Presidente del BCN admite a medias el impacto económico del coronavirus
Ovidio Reyes prevé una caída de la economía de hasta 4.5% este 2020, y una recuperación en 2021. Aseguró que Nicaragua superó la recesión en el primer trimestre de este año.
Las proyecciones económicas del régimen de Daniel Ortega siguen siendo optimistas, pese a que la realidad no da lugar a dudas de que Nicaragua está frente a su peor caída desde la década de 1980, como consecuencia de la crisis sociopolítica de 2018 y la emergencia sanitaria del coronavirus, a la que el gobierno no ha sabido responder.
Hoy el presidente del Banco Central de Nicaragua (BCN), Ovidio Reyes, ha comparecido en un canal de televisión oficial para asegurar que en el primer trimestre de 2020 se superó la recesión económica y reconocer a medias del impacto de la pandemia, principalmente en el sector turístico, hotelero y de servicios, aunque prevé un buen desempeño en el sector primario. “En 2020 tendremos una tasa negativa de crecimiento económico de entre un 4% y 4.5%”.
LEA MÁS: Confirman vuelos directos entre Managua y Miami
En una intervención de casi una hora, Reyes se explayó al exponer que la economía nicaragüense empezó a recuperarse en el primer trimestre de 2020 alcanzando un crecimiento de 1.8% en comparación al igual período de 2020. Superficialmente habló de las consecuencias que tendrá en el país la emergencia sanitaria y que según sus datos “el país tiene capacidad, tiene fortaleza” y que “no afectará tanto como muchos piensan”.
“La economía venía saliendo del efecto negativo de la situación sociopolítica y se vislumbraba una recuperación”, agregó el presidente de la máxima institución monetaria del país. “He visto algunos escenarios por parte de gente seria que muestra una caída bien considerable, (pero) no estoy seguro que estén respaldados con datos”.
Los economistas y organizaciones independientes han advertido de una caída abrupta del Producto Interno Bruto. La Fundación Nicaragüense para el Desarrollo Económico y Social (Funides) planteó en abril pasado nueve escenarios que van desde el optimista -6.5% y pesimista -13.7%. La caída promedio, y el más probable, es de -10%.
El Banco Mundial por su estima que la recesión se profundizará en 2020 debido al brote de Covid-19, deteniendo aún más el progreso logrado en la reducción de la pobreza desde 2005 por a las grandes contracciones de empleo en sectores intensivos en mano de obra y el estancamiento de los salarios.

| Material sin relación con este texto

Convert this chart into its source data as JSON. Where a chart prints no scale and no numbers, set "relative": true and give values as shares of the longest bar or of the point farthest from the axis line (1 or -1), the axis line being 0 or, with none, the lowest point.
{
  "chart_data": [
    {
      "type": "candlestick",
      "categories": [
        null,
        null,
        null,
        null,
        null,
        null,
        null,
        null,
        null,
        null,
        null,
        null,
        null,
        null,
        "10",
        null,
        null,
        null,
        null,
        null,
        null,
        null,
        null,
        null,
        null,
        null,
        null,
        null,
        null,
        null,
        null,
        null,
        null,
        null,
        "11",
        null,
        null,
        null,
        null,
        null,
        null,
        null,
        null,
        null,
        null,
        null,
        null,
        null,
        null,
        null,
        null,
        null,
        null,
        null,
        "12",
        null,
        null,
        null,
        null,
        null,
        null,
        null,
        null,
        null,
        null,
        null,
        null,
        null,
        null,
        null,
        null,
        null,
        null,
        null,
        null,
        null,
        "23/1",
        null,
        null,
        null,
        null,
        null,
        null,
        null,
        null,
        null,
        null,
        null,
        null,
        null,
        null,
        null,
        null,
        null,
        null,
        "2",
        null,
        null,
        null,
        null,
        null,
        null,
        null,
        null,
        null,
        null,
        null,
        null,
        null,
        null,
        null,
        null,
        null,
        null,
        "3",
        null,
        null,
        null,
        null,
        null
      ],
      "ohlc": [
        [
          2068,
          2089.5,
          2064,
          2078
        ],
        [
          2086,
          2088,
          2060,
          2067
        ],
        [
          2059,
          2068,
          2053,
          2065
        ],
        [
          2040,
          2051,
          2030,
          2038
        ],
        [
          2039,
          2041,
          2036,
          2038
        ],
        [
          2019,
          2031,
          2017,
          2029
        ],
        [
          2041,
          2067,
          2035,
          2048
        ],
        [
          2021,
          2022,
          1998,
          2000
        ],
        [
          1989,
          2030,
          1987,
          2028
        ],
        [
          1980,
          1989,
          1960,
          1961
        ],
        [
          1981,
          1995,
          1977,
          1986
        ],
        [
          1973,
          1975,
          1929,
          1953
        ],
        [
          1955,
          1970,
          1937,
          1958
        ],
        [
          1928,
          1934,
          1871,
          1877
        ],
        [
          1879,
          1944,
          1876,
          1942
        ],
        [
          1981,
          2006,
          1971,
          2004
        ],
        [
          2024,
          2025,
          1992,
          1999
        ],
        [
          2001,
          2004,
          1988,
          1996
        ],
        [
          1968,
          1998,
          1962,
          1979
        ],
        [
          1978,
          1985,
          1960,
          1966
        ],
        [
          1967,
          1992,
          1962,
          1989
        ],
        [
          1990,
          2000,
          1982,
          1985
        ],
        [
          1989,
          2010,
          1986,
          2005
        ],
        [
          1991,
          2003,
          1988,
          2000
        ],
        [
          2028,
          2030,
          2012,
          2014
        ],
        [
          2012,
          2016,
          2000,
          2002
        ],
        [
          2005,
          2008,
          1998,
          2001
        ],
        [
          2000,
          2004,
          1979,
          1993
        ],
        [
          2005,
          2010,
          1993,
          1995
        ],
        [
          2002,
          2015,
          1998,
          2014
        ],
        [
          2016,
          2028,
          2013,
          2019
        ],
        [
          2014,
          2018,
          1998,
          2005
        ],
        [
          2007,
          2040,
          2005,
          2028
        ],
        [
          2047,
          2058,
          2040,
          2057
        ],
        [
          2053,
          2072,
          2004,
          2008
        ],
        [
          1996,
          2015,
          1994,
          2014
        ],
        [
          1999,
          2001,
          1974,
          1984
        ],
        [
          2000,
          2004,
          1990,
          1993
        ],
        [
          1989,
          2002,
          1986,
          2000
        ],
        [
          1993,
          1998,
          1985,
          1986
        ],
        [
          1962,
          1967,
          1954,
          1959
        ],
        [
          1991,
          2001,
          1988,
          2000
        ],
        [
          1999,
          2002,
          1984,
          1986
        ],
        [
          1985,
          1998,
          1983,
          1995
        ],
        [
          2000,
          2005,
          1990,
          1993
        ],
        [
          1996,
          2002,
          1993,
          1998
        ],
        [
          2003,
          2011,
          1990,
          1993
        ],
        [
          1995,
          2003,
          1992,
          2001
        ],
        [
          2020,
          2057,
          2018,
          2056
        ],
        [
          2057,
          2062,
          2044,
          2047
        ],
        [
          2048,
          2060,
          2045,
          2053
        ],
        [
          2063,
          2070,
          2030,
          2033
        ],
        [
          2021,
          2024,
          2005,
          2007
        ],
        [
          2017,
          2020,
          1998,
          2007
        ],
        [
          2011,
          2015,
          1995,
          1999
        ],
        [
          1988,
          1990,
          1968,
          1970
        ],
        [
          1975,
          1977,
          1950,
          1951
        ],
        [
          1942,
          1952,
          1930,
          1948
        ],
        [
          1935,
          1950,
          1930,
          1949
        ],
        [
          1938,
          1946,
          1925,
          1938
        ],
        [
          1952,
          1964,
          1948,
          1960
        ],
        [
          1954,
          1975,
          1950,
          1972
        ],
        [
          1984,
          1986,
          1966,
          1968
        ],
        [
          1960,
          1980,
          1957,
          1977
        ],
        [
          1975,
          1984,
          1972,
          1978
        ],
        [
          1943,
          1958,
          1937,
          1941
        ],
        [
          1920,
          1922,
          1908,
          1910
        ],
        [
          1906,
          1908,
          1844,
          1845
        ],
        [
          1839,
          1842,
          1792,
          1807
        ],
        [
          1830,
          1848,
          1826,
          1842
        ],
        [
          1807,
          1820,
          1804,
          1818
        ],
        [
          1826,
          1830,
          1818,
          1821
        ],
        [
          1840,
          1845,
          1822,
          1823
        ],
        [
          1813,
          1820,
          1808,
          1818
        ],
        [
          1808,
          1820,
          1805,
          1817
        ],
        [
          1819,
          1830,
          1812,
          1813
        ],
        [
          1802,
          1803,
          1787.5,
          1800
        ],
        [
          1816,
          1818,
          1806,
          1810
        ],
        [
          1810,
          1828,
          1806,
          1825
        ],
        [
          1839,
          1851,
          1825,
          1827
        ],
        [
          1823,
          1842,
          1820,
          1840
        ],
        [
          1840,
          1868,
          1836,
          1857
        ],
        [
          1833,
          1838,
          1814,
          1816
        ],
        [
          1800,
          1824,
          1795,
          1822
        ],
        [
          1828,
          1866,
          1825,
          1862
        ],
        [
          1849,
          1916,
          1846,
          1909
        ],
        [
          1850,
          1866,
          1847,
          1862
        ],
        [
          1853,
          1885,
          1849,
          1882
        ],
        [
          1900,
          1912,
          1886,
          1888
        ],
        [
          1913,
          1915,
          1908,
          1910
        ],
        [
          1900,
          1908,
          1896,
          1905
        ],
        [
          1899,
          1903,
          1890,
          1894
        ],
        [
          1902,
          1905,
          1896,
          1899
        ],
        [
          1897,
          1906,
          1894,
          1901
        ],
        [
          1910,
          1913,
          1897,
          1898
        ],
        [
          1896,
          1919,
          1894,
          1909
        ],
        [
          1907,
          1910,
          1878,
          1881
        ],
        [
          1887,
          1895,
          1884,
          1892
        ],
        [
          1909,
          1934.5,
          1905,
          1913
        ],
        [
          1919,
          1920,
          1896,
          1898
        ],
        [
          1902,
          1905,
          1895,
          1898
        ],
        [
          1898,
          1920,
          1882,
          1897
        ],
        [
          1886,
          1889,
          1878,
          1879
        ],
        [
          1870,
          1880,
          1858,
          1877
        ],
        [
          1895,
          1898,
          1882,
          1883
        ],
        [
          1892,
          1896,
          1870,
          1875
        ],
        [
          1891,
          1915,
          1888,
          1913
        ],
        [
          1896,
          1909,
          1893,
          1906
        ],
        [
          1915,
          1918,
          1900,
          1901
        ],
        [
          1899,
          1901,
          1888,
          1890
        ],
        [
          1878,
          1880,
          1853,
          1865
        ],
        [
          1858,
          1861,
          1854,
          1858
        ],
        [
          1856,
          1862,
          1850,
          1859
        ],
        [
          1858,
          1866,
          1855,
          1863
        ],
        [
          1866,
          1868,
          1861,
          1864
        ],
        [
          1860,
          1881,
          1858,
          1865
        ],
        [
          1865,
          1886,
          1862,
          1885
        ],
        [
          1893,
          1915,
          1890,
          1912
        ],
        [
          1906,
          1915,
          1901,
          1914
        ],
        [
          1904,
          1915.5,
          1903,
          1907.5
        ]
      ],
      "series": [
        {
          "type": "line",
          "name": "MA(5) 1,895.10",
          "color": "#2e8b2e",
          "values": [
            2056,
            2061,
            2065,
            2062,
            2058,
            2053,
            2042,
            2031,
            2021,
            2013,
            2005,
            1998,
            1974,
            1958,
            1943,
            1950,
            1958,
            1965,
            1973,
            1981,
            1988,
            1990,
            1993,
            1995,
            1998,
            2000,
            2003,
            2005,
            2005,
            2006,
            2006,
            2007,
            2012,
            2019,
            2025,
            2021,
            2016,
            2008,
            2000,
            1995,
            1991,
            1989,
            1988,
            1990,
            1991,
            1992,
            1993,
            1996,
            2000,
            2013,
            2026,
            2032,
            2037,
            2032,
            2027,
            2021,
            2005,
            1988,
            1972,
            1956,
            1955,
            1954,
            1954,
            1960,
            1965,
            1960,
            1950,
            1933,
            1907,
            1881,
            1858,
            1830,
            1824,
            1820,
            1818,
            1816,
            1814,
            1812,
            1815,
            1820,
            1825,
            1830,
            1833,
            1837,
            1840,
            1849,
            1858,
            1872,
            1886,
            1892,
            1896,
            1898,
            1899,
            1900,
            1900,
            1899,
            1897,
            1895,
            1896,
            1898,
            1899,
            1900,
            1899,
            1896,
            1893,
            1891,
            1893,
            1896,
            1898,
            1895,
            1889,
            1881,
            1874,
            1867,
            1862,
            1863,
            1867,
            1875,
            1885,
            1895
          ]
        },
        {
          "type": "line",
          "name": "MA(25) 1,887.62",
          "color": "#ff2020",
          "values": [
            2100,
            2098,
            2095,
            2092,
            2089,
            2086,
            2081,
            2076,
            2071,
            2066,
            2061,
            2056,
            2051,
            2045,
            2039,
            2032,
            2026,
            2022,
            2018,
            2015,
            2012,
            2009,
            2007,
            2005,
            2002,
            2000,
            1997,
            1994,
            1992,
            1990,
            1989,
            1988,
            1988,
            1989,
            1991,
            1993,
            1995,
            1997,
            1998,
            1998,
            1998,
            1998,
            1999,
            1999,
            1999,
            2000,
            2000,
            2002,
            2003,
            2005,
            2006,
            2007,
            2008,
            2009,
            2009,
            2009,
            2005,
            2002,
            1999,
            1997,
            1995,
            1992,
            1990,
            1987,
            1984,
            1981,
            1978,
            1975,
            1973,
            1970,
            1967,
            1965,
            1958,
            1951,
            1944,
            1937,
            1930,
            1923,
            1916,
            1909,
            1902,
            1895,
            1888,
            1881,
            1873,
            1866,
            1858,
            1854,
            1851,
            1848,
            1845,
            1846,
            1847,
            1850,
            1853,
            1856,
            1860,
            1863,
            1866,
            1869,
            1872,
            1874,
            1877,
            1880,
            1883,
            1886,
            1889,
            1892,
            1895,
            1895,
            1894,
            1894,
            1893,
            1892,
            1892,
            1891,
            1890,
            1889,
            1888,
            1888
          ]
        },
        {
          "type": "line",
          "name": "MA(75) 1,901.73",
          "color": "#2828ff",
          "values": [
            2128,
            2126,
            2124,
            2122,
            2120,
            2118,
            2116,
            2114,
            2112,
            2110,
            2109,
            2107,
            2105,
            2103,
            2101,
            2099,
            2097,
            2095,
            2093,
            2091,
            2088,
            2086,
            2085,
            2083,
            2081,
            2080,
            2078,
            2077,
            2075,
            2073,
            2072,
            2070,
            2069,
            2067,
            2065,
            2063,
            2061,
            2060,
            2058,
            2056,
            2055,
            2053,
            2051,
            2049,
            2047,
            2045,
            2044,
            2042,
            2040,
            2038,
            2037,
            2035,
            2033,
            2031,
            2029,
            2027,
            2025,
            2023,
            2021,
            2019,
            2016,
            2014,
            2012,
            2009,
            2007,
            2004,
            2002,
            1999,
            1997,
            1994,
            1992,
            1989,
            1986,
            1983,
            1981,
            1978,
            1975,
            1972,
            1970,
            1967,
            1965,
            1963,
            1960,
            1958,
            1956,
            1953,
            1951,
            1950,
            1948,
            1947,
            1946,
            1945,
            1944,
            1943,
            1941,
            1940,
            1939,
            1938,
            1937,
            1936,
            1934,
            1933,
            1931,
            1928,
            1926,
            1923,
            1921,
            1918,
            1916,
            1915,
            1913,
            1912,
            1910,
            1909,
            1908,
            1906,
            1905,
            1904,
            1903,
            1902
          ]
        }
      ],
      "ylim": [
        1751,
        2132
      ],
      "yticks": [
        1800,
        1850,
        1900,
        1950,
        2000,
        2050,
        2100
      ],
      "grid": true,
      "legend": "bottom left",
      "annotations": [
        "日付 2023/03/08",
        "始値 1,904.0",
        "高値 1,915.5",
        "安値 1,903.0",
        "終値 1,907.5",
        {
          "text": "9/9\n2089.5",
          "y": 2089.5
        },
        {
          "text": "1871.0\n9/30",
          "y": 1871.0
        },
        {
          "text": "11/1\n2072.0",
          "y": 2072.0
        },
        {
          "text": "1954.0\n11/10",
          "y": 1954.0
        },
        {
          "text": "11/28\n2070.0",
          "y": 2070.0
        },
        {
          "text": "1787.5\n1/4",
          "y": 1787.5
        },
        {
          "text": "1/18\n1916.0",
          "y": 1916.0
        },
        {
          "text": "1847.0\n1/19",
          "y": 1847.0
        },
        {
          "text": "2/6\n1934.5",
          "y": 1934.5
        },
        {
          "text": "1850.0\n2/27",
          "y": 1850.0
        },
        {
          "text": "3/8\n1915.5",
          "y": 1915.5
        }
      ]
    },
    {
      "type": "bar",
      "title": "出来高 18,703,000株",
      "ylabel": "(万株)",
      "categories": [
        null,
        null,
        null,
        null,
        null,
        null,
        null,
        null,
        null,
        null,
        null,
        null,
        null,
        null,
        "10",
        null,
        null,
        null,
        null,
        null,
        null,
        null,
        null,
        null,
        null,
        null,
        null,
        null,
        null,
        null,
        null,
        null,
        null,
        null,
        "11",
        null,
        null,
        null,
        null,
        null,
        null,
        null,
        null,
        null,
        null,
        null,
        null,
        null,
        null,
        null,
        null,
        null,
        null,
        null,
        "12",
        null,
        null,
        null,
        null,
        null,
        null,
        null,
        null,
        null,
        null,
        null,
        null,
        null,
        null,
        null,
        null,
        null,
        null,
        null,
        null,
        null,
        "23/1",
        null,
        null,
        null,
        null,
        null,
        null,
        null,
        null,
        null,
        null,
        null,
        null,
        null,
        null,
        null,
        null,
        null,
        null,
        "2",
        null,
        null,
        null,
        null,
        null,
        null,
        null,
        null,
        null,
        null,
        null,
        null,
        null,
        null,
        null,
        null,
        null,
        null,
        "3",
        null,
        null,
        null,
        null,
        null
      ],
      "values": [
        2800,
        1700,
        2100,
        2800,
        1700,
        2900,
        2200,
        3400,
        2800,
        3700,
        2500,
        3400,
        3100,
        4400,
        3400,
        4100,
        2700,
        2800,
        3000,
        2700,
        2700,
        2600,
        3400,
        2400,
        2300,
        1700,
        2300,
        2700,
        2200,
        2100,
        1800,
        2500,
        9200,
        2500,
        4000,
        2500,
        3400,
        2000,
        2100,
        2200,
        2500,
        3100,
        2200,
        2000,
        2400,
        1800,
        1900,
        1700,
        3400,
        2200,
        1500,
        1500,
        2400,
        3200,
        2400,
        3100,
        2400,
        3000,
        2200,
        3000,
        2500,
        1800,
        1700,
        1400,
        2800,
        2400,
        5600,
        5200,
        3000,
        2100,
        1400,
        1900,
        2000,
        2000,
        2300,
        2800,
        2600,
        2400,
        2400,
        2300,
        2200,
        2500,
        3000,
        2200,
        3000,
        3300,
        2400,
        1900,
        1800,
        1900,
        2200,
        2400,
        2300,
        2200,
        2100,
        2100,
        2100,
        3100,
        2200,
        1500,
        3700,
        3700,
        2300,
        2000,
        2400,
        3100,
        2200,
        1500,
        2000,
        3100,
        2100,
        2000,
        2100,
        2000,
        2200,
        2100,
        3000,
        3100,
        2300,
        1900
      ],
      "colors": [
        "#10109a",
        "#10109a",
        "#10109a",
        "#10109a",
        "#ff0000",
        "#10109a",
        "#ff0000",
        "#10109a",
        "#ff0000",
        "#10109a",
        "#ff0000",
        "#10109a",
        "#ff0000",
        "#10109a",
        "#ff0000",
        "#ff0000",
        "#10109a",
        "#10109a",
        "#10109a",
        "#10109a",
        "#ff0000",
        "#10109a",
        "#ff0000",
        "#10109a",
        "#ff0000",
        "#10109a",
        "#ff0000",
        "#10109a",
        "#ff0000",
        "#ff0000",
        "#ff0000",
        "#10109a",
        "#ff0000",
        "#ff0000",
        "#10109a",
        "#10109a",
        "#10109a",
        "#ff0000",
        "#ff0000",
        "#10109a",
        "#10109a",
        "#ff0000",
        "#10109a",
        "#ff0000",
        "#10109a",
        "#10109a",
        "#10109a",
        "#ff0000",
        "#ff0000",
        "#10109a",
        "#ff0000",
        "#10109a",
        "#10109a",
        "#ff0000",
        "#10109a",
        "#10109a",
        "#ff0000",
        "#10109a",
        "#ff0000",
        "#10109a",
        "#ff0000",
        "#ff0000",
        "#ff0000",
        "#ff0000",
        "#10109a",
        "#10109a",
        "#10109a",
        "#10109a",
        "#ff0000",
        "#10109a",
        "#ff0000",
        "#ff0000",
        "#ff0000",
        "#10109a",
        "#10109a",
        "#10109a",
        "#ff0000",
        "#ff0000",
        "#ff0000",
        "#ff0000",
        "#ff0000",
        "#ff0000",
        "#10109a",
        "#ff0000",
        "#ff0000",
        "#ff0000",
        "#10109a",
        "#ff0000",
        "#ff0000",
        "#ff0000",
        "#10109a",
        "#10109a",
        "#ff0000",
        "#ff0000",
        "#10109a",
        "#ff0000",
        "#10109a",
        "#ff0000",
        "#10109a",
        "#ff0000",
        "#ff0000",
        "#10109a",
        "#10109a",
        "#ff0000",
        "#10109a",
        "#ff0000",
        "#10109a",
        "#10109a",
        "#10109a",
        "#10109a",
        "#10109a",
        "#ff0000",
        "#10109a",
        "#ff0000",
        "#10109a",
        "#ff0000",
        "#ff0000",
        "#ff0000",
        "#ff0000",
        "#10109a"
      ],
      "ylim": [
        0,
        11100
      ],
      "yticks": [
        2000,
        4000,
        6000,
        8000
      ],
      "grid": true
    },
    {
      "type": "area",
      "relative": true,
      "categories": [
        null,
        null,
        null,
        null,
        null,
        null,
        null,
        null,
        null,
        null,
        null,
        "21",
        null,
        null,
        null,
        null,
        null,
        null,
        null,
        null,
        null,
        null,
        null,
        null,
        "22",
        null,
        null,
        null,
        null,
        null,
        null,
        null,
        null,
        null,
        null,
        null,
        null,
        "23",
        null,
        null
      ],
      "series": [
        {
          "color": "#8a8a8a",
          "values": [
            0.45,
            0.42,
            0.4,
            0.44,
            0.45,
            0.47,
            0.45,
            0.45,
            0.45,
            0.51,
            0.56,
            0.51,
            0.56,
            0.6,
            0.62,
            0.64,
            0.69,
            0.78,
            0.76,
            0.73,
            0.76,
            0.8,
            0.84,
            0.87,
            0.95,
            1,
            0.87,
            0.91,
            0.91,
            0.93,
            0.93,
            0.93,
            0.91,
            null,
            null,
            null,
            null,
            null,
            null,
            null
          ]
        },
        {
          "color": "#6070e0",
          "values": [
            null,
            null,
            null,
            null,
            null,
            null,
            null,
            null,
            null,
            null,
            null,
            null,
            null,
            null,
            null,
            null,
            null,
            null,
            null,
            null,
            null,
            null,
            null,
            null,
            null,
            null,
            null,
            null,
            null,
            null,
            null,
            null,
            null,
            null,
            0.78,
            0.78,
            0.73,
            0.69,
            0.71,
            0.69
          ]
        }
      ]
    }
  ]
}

Reyes aseguró que ha mantenido fuertes e intensas comunicaciones con el Fondo Monetario Internacional y las calificadoras de riesgos para encontrar un escenario económico razonable. “En Centroamérica se esperan tasas negativas, es una situación generalizada”, dijo concentrándose principalmente en el impacto en el sector turismo y consumo.
MÁS NOTICIAS: Barrida de médicos en hospitales públicos
“Marzo ya refleja cierto impacto, creemos que abril se va a reflejar más ese impacto, mayo también, pero por lo que nosotros hemos logrado obtener información adelantada de abril y mayo, pareciera ser que se produjo una baja y que se quedó ahí”, explicó el presidente del banco emisor de Nicaragua.
Reyes enfatizó que el sector primario empujará la economía y llevará a positivo a la economía que lleva dos años en números rojos. Incluso, se mostró optimista con la industria manufacturera, pese a que el sector de zona franca ha advertido de una caída de las exportaciones y fuertes despidos por la crisis.
“No somos tan pesimista con la industria manufacturera, otros piensan que si la economía continúa recibiendo el efecto de la economía mundial va a caer aún más. No creemos que sea así. El sector de zona franca viene respondiendo muy bien desde la crisis de 2018. No vemos un desplome considerable de la demanda”, planteó Reyes.
De no llegar la pandemia, dijo, la economía habría cerrado el año con un crecimiento de entre un 3% y 4%. Los pilares, aseguró, son el sector agrícola, pecuario y minero. “Miramos positivos 2021 (con un crecimiento de (1.5%), y mirábamos positivo 2020, aunque muchos lo veían negativos”. Su proyección es contraria a la esbozada por economistas, centros de pensamiento y mismos empresarios que han urgido a Ortega medidas económicas para evitar un mayor descalabro del PIB.